(1.) The present appellant on 5th of November 1947 filed a suit to recover an amount of Rs. 5,000/- against the legal representatives of one Ahsan Ullah, and on 7-11-1047 obtained attachment before judgment of a quantity of sleepers lying at Abdullapur. It appears that this Ahsan Ullah had been doing timber business at Abdullapur but in August 1947 he committed suicide. In the application for attachment before judgment, it was stated by the plaintiff that the property, namely the sleepers, sought to be attached had been abandoned and was likely to bs taken possession of by Government. There is no dispute that the legal representatives of Ahsan Ullah lived at Dehra Dun at all material times. They were represented in the suit but on 13-5-1948 a compromise application was put in whereby the claim was reduced to Rs. 3,000/-. In the application there was mention of the sleepers attached, and it was stated that these had already been taken possession of by the Custodian of Evacuee Property, but if they became available they would be property from which the decree could be satisfied. The decree drawn up, however, was a simple money decree making no mention of any specific property charged or otherwise liable for the satisfaction of the decree. On 14-6-1948 the present applicant took out execution asking for sale of the attached sleepers, and on 28-6-1948 the Custodian filed an application asking that the attachment should be raised as the property was evacuee property which had vested in him. The executing Court by order made on 14-8-1948 held that the property was evacuee property at the time the attachment was sought to be raised and made an order raising the attachment.
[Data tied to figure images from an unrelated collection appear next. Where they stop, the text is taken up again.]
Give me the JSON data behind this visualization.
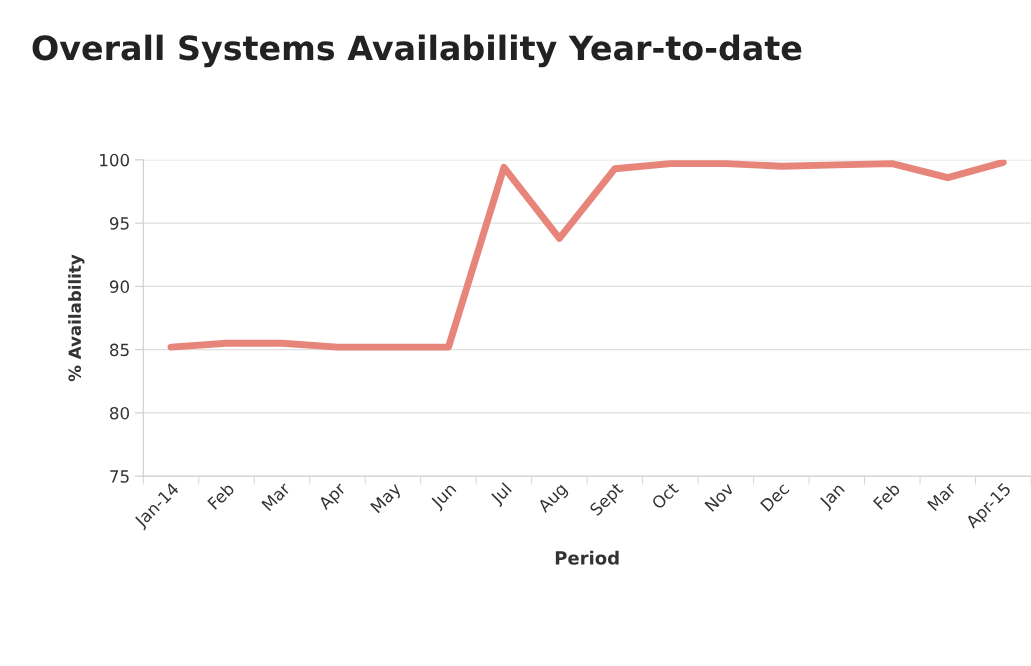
{
  "chart_data": {
    "type": "line",
    "title": "Overall Systems Availability Year-to-date",
    "xlabel": "Period",
    "ylabel": "% Availability",
    "categories": [
      "Jan-14",
      "Feb",
      "Mar",
      "Apr",
      "May",
      "Jun",
      "Jul",
      "Aug",
      "Sept",
      "Oct",
      "Nov",
      "Dec",
      "Jan",
      "Feb",
      "Mar",
      "Apr-15"
    ],
    "series": [
      {
        "color": "#e8857a",
        "values": [
          85.2,
          85.5,
          85.5,
          85.2,
          85.2,
          85.2,
          99.4,
          93.8,
          99.3,
          99.7,
          99.7,
          99.5,
          99.6,
          99.7,
          98.6,
          99.8
        ]
      }
    ],
    "ylim": [
      75,
      100
    ],
    "yticks": [
      75,
      80,
      85,
      90,
      95,
      100
    ],
    "grid": "y",
    "marker": "none",
    "line_style": "solid"
  }
}
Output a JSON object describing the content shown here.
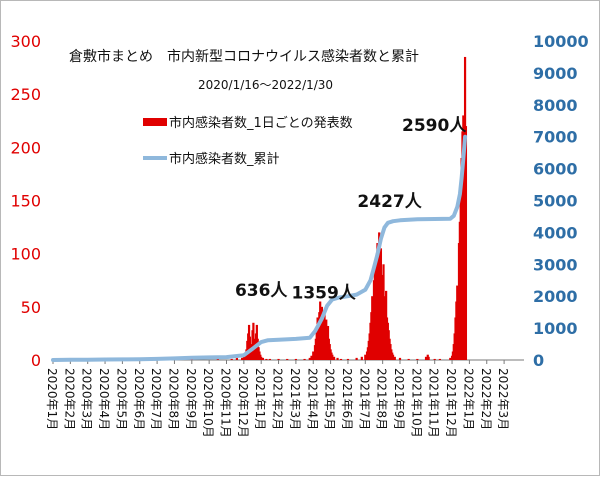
{
  "chart_data": {
    "type": "bar+line",
    "title": "倉敷市まとめ　市内新型コロナウイルス感染者数と累計",
    "subtitle": "2020/1/16～2022/1/30",
    "x_tick_labels": [
      "2020年1月",
      "2020年2月",
      "2020年3月",
      "2020年4月",
      "2020年5月",
      "2020年6月",
      "2020年7月",
      "2020年8月",
      "2020年9月",
      "2020年10月",
      "2020年11月",
      "2020年12月",
      "2021年1月",
      "2021年2月",
      "2021年3月",
      "2021年4月",
      "2021年5月",
      "2021年6月",
      "2021年7月",
      "2021年8月",
      "2021年9月",
      "2021年10月",
      "2021年11月",
      "2021年12月",
      "2022年1月",
      "2022年2月",
      "2022年3月"
    ],
    "y_left": {
      "ticks": [
        0,
        50,
        100,
        150,
        200,
        250,
        300
      ],
      "ylim": [
        0,
        300
      ],
      "color": "#e00000"
    },
    "y_right": {
      "ticks": [
        0,
        1000,
        2000,
        3000,
        4000,
        5000,
        6000,
        7000,
        8000,
        9000,
        10000
      ],
      "ylim": [
        0,
        10000
      ],
      "color": "#2e6ea6"
    },
    "legend": {
      "placement": "top-left",
      "items": [
        {
          "label": "市内感染者数_1日ごとの発表数",
          "kind": "bar",
          "color": "#e00000"
        },
        {
          "label": "市内感染者数_累計",
          "kind": "line",
          "color": "#8fb8dc"
        }
      ]
    },
    "annotations": [
      {
        "text": "636人",
        "month_index": 12.0
      },
      {
        "text": "1359人",
        "month_index": 15.6
      },
      {
        "text": "2427人",
        "month_index": 19.4
      },
      {
        "text": "2590人",
        "month_index": 23.7
      }
    ],
    "series": [
      {
        "name": "市内感染者数_1日ごとの発表数",
        "type": "bar",
        "axis": "left",
        "color": "#e00000",
        "points": [
          [
            7.0,
            1
          ],
          [
            8.0,
            1
          ],
          [
            9.5,
            1
          ],
          [
            10.3,
            1
          ],
          [
            10.6,
            2
          ],
          [
            10.9,
            2
          ],
          [
            11.0,
            4
          ],
          [
            11.1,
            6
          ],
          [
            11.15,
            10
          ],
          [
            11.2,
            18
          ],
          [
            11.25,
            25
          ],
          [
            11.3,
            33
          ],
          [
            11.35,
            22
          ],
          [
            11.4,
            15
          ],
          [
            11.45,
            10
          ],
          [
            11.5,
            28
          ],
          [
            11.55,
            35
          ],
          [
            11.6,
            20
          ],
          [
            11.65,
            14
          ],
          [
            11.7,
            25
          ],
          [
            11.75,
            33
          ],
          [
            11.8,
            20
          ],
          [
            11.85,
            12
          ],
          [
            11.9,
            8
          ],
          [
            11.95,
            5
          ],
          [
            12.0,
            3
          ],
          [
            12.1,
            2
          ],
          [
            12.3,
            1
          ],
          [
            12.5,
            1
          ],
          [
            13.0,
            1
          ],
          [
            13.5,
            1
          ],
          [
            14.0,
            1
          ],
          [
            14.5,
            1
          ],
          [
            14.8,
            2
          ],
          [
            14.9,
            4
          ],
          [
            15.0,
            8
          ],
          [
            15.1,
            14
          ],
          [
            15.15,
            20
          ],
          [
            15.2,
            28
          ],
          [
            15.25,
            40
          ],
          [
            15.3,
            30
          ],
          [
            15.35,
            45
          ],
          [
            15.4,
            55
          ],
          [
            15.45,
            38
          ],
          [
            15.5,
            50
          ],
          [
            15.55,
            42
          ],
          [
            15.6,
            35
          ],
          [
            15.65,
            45
          ],
          [
            15.7,
            30
          ],
          [
            15.75,
            38
          ],
          [
            15.8,
            25
          ],
          [
            15.85,
            32
          ],
          [
            15.9,
            20
          ],
          [
            15.95,
            15
          ],
          [
            16.0,
            10
          ],
          [
            16.05,
            7
          ],
          [
            16.1,
            5
          ],
          [
            16.2,
            3
          ],
          [
            16.4,
            2
          ],
          [
            16.6,
            1
          ],
          [
            17.0,
            1
          ],
          [
            17.5,
            2
          ],
          [
            17.8,
            3
          ],
          [
            18.0,
            5
          ],
          [
            18.1,
            8
          ],
          [
            18.15,
            12
          ],
          [
            18.2,
            18
          ],
          [
            18.25,
            25
          ],
          [
            18.3,
            35
          ],
          [
            18.35,
            45
          ],
          [
            18.4,
            60
          ],
          [
            18.45,
            52
          ],
          [
            18.5,
            75
          ],
          [
            18.55,
            90
          ],
          [
            18.6,
            70
          ],
          [
            18.65,
            100
          ],
          [
            18.7,
            110
          ],
          [
            18.75,
            85
          ],
          [
            18.8,
            120
          ],
          [
            18.85,
            95
          ],
          [
            18.9,
            105
          ],
          [
            18.95,
            80
          ],
          [
            19.0,
            70
          ],
          [
            19.05,
            90
          ],
          [
            19.1,
            60
          ],
          [
            19.15,
            55
          ],
          [
            19.2,
            65
          ],
          [
            19.25,
            40
          ],
          [
            19.3,
            35
          ],
          [
            19.35,
            28
          ],
          [
            19.4,
            20
          ],
          [
            19.45,
            15
          ],
          [
            19.5,
            10
          ],
          [
            19.55,
            7
          ],
          [
            19.6,
            5
          ],
          [
            19.7,
            3
          ],
          [
            20.0,
            2
          ],
          [
            20.5,
            1
          ],
          [
            21.0,
            1
          ],
          [
            21.5,
            3
          ],
          [
            21.6,
            5
          ],
          [
            21.65,
            3
          ],
          [
            22.0,
            1
          ],
          [
            22.3,
            1
          ],
          [
            22.9,
            2
          ],
          [
            23.0,
            4
          ],
          [
            23.05,
            8
          ],
          [
            23.1,
            15
          ],
          [
            23.15,
            25
          ],
          [
            23.2,
            40
          ],
          [
            23.25,
            55
          ],
          [
            23.3,
            70
          ],
          [
            23.35,
            65
          ],
          [
            23.4,
            110
          ],
          [
            23.45,
            130
          ],
          [
            23.5,
            160
          ],
          [
            23.55,
            190
          ],
          [
            23.6,
            215
          ],
          [
            23.65,
            230
          ],
          [
            23.7,
            200
          ],
          [
            23.75,
            285
          ],
          [
            23.8,
            220
          ]
        ]
      },
      {
        "name": "市内感染者数_累計",
        "type": "line",
        "axis": "right",
        "color": "#8fb8dc",
        "points": [
          [
            0,
            0
          ],
          [
            1,
            5
          ],
          [
            2,
            10
          ],
          [
            3,
            15
          ],
          [
            4,
            20
          ],
          [
            5,
            25
          ],
          [
            6,
            35
          ],
          [
            7,
            50
          ],
          [
            8,
            70
          ],
          [
            9,
            80
          ],
          [
            10,
            90
          ],
          [
            11,
            150
          ],
          [
            11.5,
            350
          ],
          [
            12,
            560
          ],
          [
            12.4,
            620
          ],
          [
            13,
            636
          ],
          [
            14,
            660
          ],
          [
            14.8,
            700
          ],
          [
            15.1,
            900
          ],
          [
            15.3,
            1100
          ],
          [
            15.5,
            1300
          ],
          [
            15.8,
            1700
          ],
          [
            16.1,
            1900
          ],
          [
            16.5,
            1960
          ],
          [
            17,
            2000
          ],
          [
            17.5,
            2050
          ],
          [
            18,
            2200
          ],
          [
            18.3,
            2500
          ],
          [
            18.5,
            2900
          ],
          [
            18.7,
            3300
          ],
          [
            18.9,
            3800
          ],
          [
            19.1,
            4150
          ],
          [
            19.3,
            4300
          ],
          [
            19.6,
            4350
          ],
          [
            20,
            4380
          ],
          [
            21,
            4410
          ],
          [
            22,
            4420
          ],
          [
            22.9,
            4430
          ],
          [
            23.1,
            4520
          ],
          [
            23.3,
            4800
          ],
          [
            23.45,
            5200
          ],
          [
            23.55,
            5700
          ],
          [
            23.65,
            6300
          ],
          [
            23.75,
            7000
          ]
        ]
      }
    ]
  }
}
The present applicant then went in appeal to the District Court and by order dated 24-11-1948 the District Judge of Ambala upheld the decision of the trial Court that the legal representatives of Ahsan Ullah must be held to be evacuees under Section 2 (b) (ii) of the East Punjab Evacuees' (Administration of Property) Act, 1947. The appellant now comes in appeal from this order.
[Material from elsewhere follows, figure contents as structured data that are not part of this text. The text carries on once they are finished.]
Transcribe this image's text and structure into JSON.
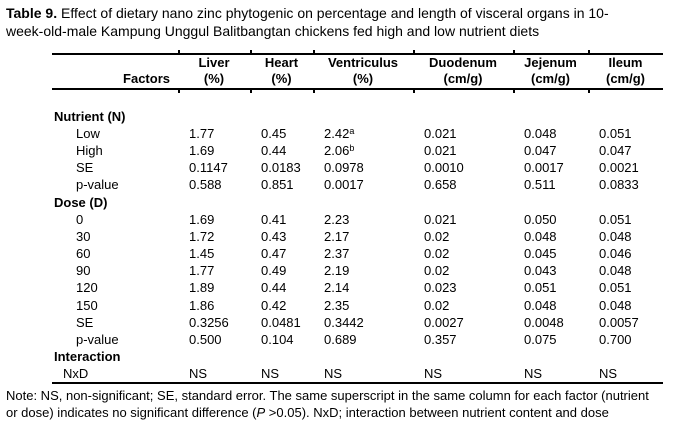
{
  "caption": {
    "label": "Table 9.",
    "line1": "Effect of dietary nano zinc phytogenic on percentage and length of visceral organs in 10-",
    "line2": "week-old-male Kampung Unggul Balitbangtan chickens fed high and low nutrient diets"
  },
  "table": {
    "factors_header": "Factors",
    "columns": [
      {
        "name": "Liver",
        "unit": "(%)"
      },
      {
        "name": "Heart",
        "unit": "(%)"
      },
      {
        "name": "Ventriculus",
        "unit": "(%)"
      },
      {
        "name": "Duodenum",
        "unit": "(cm/g)"
      },
      {
        "name": "Jejenum",
        "unit": "(cm/g)"
      },
      {
        "name": "Ileum",
        "unit": "(cm/g)"
      }
    ],
    "sections": [
      {
        "header": "Nutrient (N)",
        "rows": [
          {
            "label": "Low",
            "values": [
              "1.77",
              "0.45",
              {
                "v": "2.42",
                "sup": "a"
              },
              "0.021",
              "0.048",
              "0.051"
            ]
          },
          {
            "label": "High",
            "values": [
              "1.69",
              "0.44",
              {
                "v": "2.06",
                "sup": "b"
              },
              "0.021",
              "0.047",
              "0.047"
            ]
          },
          {
            "label": "SE",
            "values": [
              "0.1147",
              "0.0183",
              "0.0978",
              "0.0010",
              "0.0017",
              "0.0021"
            ]
          },
          {
            "label": "p-value",
            "values": [
              "0.588",
              "0.851",
              "0.0017",
              "0.658",
              "0.511",
              "0.0833"
            ]
          }
        ]
      },
      {
        "header": "Dose (D)",
        "rows": [
          {
            "label": "0",
            "values": [
              "1.69",
              "0.41",
              "2.23",
              "0.021",
              "0.050",
              "0.051"
            ]
          },
          {
            "label": "30",
            "values": [
              "1.72",
              "0.43",
              "2.17",
              "0.02",
              "0.048",
              "0.048"
            ]
          },
          {
            "label": "60",
            "values": [
              "1.45",
              "0.47",
              "2.37",
              "0.02",
              "0.045",
              "0.046"
            ]
          },
          {
            "label": "90",
            "values": [
              "1.77",
              "0.49",
              "2.19",
              "0.02",
              "0.043",
              "0.048"
            ]
          },
          {
            "label": "120",
            "values": [
              "1.89",
              "0.44",
              "2.14",
              "0.023",
              "0.051",
              "0.051"
            ]
          },
          {
            "label": "150",
            "values": [
              "1.86",
              "0.42",
              "2.35",
              "0.02",
              "0.048",
              "0.048"
            ]
          },
          {
            "label": "SE",
            "values": [
              "0.3256",
              "0.0481",
              "0.3442",
              "0.0027",
              "0.0048",
              "0.0057"
            ]
          },
          {
            "label": "p-value",
            "values": [
              "0.500",
              "0.104",
              "0.689",
              "0.357",
              "0.075",
              "0.700"
            ]
          }
        ]
      },
      {
        "header": "Interaction",
        "rows": [
          {
            "label": "NxD",
            "indent": "small",
            "values": [
              "NS",
              "NS",
              "NS",
              "NS",
              "NS",
              "NS"
            ]
          }
        ]
      }
    ]
  },
  "note": {
    "line1": "Note: NS, non-significant; SE, standard error. The same superscript in the same column for each factor (nutrient",
    "line2_pre": "or dose) indicates no significant difference (",
    "line2_italic": "P",
    "line2_post": " >0.05). NxD; interaction between nutrient content and dose"
  }
}
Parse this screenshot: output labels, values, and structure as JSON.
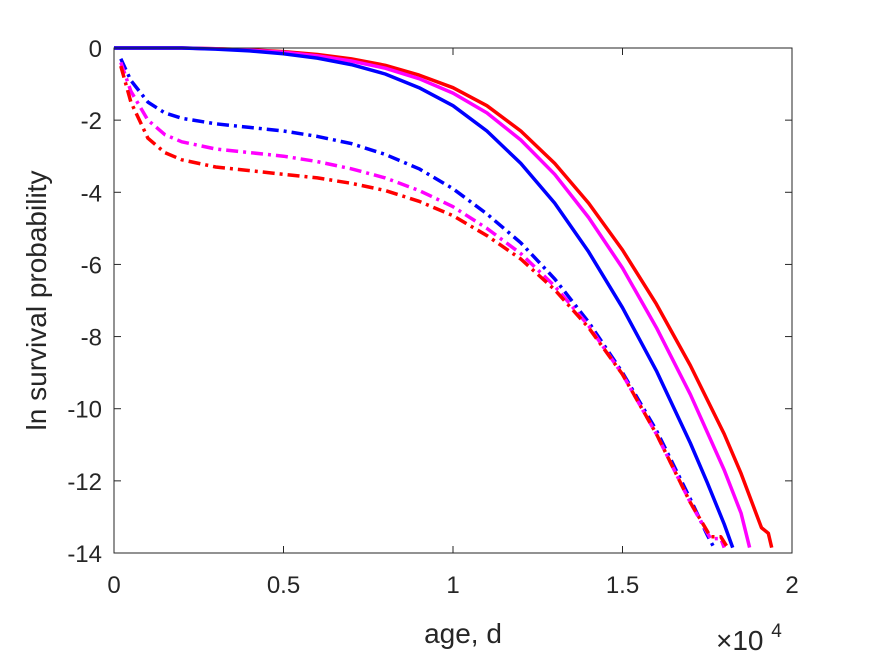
{
  "chart_data": {
    "type": "line",
    "title": "",
    "xlabel": "age, d",
    "ylabel": "ln survival probability",
    "x_exponent_label": {
      "base": "×10",
      "power": "4"
    },
    "xlim": [
      0,
      2
    ],
    "ylim": [
      -14,
      0
    ],
    "xticks": [
      0,
      0.5,
      1,
      1.5,
      2
    ],
    "xtick_labels": [
      "0",
      "0.5",
      "1",
      "1.5",
      "2"
    ],
    "yticks": [
      0,
      -2,
      -4,
      -6,
      -8,
      -10,
      -12,
      -14
    ],
    "ytick_labels": [
      "0",
      "-2",
      "-4",
      "-6",
      "-8",
      "-10",
      "-12",
      "-14"
    ],
    "grid": false,
    "legend": false,
    "series": [
      {
        "color": "#ff0000",
        "style": "solid",
        "x": [
          0.0,
          0.1,
          0.2,
          0.3,
          0.4,
          0.5,
          0.6,
          0.7,
          0.8,
          0.9,
          1.0,
          1.1,
          1.2,
          1.3,
          1.4,
          1.5,
          1.6,
          1.7,
          1.8,
          1.85,
          1.89,
          1.91,
          1.93,
          1.94
        ],
        "y": [
          0.0,
          0.0,
          0.0,
          -0.02,
          -0.05,
          -0.1,
          -0.18,
          -0.3,
          -0.48,
          -0.75,
          -1.1,
          -1.6,
          -2.3,
          -3.2,
          -4.3,
          -5.6,
          -7.1,
          -8.8,
          -10.7,
          -11.8,
          -12.8,
          -13.3,
          -13.45,
          -13.85
        ]
      },
      {
        "color": "#ff00ff",
        "style": "solid",
        "x": [
          0.0,
          0.1,
          0.2,
          0.3,
          0.4,
          0.5,
          0.6,
          0.7,
          0.8,
          0.9,
          1.0,
          1.1,
          1.2,
          1.3,
          1.4,
          1.5,
          1.6,
          1.7,
          1.8,
          1.85,
          1.875
        ],
        "y": [
          0.0,
          0.0,
          0.0,
          -0.02,
          -0.06,
          -0.12,
          -0.22,
          -0.36,
          -0.56,
          -0.85,
          -1.25,
          -1.8,
          -2.55,
          -3.5,
          -4.7,
          -6.1,
          -7.75,
          -9.6,
          -11.7,
          -12.9,
          -13.85
        ]
      },
      {
        "color": "#0000ff",
        "style": "solid",
        "x": [
          0.0,
          0.1,
          0.2,
          0.3,
          0.4,
          0.5,
          0.6,
          0.7,
          0.8,
          0.9,
          1.0,
          1.1,
          1.2,
          1.3,
          1.4,
          1.5,
          1.6,
          1.7,
          1.75,
          1.8,
          1.825
        ],
        "y": [
          0.0,
          0.0,
          0.0,
          -0.03,
          -0.08,
          -0.16,
          -0.28,
          -0.46,
          -0.72,
          -1.1,
          -1.6,
          -2.3,
          -3.2,
          -4.3,
          -5.65,
          -7.2,
          -8.95,
          -10.95,
          -12.05,
          -13.2,
          -13.85
        ]
      },
      {
        "color": "#0000ff",
        "style": "dashdot",
        "x": [
          0.02,
          0.05,
          0.1,
          0.15,
          0.2,
          0.3,
          0.4,
          0.5,
          0.6,
          0.7,
          0.8,
          0.9,
          1.0,
          1.1,
          1.2,
          1.3,
          1.4,
          1.5,
          1.6,
          1.7,
          1.75,
          1.77
        ],
        "y": [
          -0.3,
          -0.9,
          -1.5,
          -1.8,
          -1.95,
          -2.1,
          -2.2,
          -2.3,
          -2.45,
          -2.65,
          -2.95,
          -3.35,
          -3.9,
          -4.6,
          -5.4,
          -6.4,
          -7.6,
          -9.0,
          -10.6,
          -12.5,
          -13.5,
          -13.85
        ]
      },
      {
        "color": "#ff00ff",
        "style": "dashdot",
        "x": [
          0.02,
          0.05,
          0.1,
          0.15,
          0.2,
          0.3,
          0.4,
          0.5,
          0.6,
          0.7,
          0.8,
          0.9,
          1.0,
          1.1,
          1.2,
          1.3,
          1.4,
          1.5,
          1.6,
          1.7,
          1.76,
          1.79,
          1.8
        ],
        "y": [
          -0.4,
          -1.2,
          -2.0,
          -2.4,
          -2.6,
          -2.8,
          -2.9,
          -3.0,
          -3.15,
          -3.35,
          -3.6,
          -3.95,
          -4.4,
          -5.0,
          -5.7,
          -6.6,
          -7.7,
          -9.05,
          -10.7,
          -12.6,
          -13.6,
          -13.6,
          -13.85
        ]
      },
      {
        "color": "#ff0000",
        "style": "dashdot",
        "x": [
          0.02,
          0.05,
          0.1,
          0.15,
          0.2,
          0.3,
          0.4,
          0.5,
          0.6,
          0.7,
          0.8,
          0.9,
          1.0,
          1.1,
          1.2,
          1.3,
          1.4,
          1.5,
          1.6,
          1.7,
          1.76,
          1.79,
          1.81
        ],
        "y": [
          -0.5,
          -1.5,
          -2.5,
          -2.9,
          -3.1,
          -3.3,
          -3.4,
          -3.5,
          -3.6,
          -3.75,
          -3.95,
          -4.25,
          -4.65,
          -5.2,
          -5.85,
          -6.7,
          -7.75,
          -9.05,
          -10.7,
          -12.6,
          -13.55,
          -13.55,
          -13.85
        ]
      }
    ]
  }
}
(2.) By reason of Section 8 of the Administration of Evacuee Property Act, 1950, any property in a State which already vested as evacuee property in a Custodian was directed to be deemed to be evacuee property declared as such under the 1950 Act. It is not in dispute before us that if the property was evacuee property under the East Punjab Act of 1947 it has continued as evacuee property under later enactments. Section 2 (b) (ii) of that Act includes within the definition of "evacuee" a person ordinarily resident in the territories comprised in the Province of the East Punjab, who on account of civil disturbances, or the fear of such disturbances, or the partition of the country (ii) cannot personally occupy or supervise his property or business or watch His interests or enforce his rights. It is claimed that it was for the Custodian to prove affirmatively all facts necessary to be established under this definition. This proposition may be accepted, but it seems clear that there was evidence on the record which justified the two Courts below in coming to the findings of fact to which they came. As already mentioned in the application for attachment before judgment by the present appellant himself the suggestion appeared that the property had been abandoned. There was evidence that the legal representatives of Ahsan Ullah had not been to Abdullapur or to Jagdhri during the pendency of the suit. There was also on the record an application filed on behalf of these legal representatives stating that they were unable to come from Dehra Dun where they were living and asking for the issue of the commission to examine them there. These difficulties in the way of the legal representatives of Ahsan Ullah coming to Abdullapur may fairly be placed as due to the disturbances which followed partition, which disturbances; we are informed, were the reasons for Ahsan Ullah committing suicide.
(3.) An argument was led that by reason of the attachment the appellant had obtained a substantive right in the property. But this right was liable to become nothing and did become nothing by reason of the provision of the East Punjab Evacuees' (Administration of Property) Act, 1947, which prohibited, or rather exempted from, attachment, distress or sale of Evacuee property in execution of the decree of a Civil or Revenue Court (see Section 8). The appellant by his attachment before judgment did not obtain a vested right to sell this property. All he obtained was an order making the property available for sale in the eventuality that the property might be liable to sale. There is no question in this case of interference with any fundamental right granted by the Constitution of disposal of property. There being evidence to justify the findings that the property was evacuee property and that the property vested in the Custodian he was entitled to have an attachment before judgment set aside, and this is the order he has obtained. It is, of course, open to the appellant to make his claim before the Custodian but with this we are not at present concerned.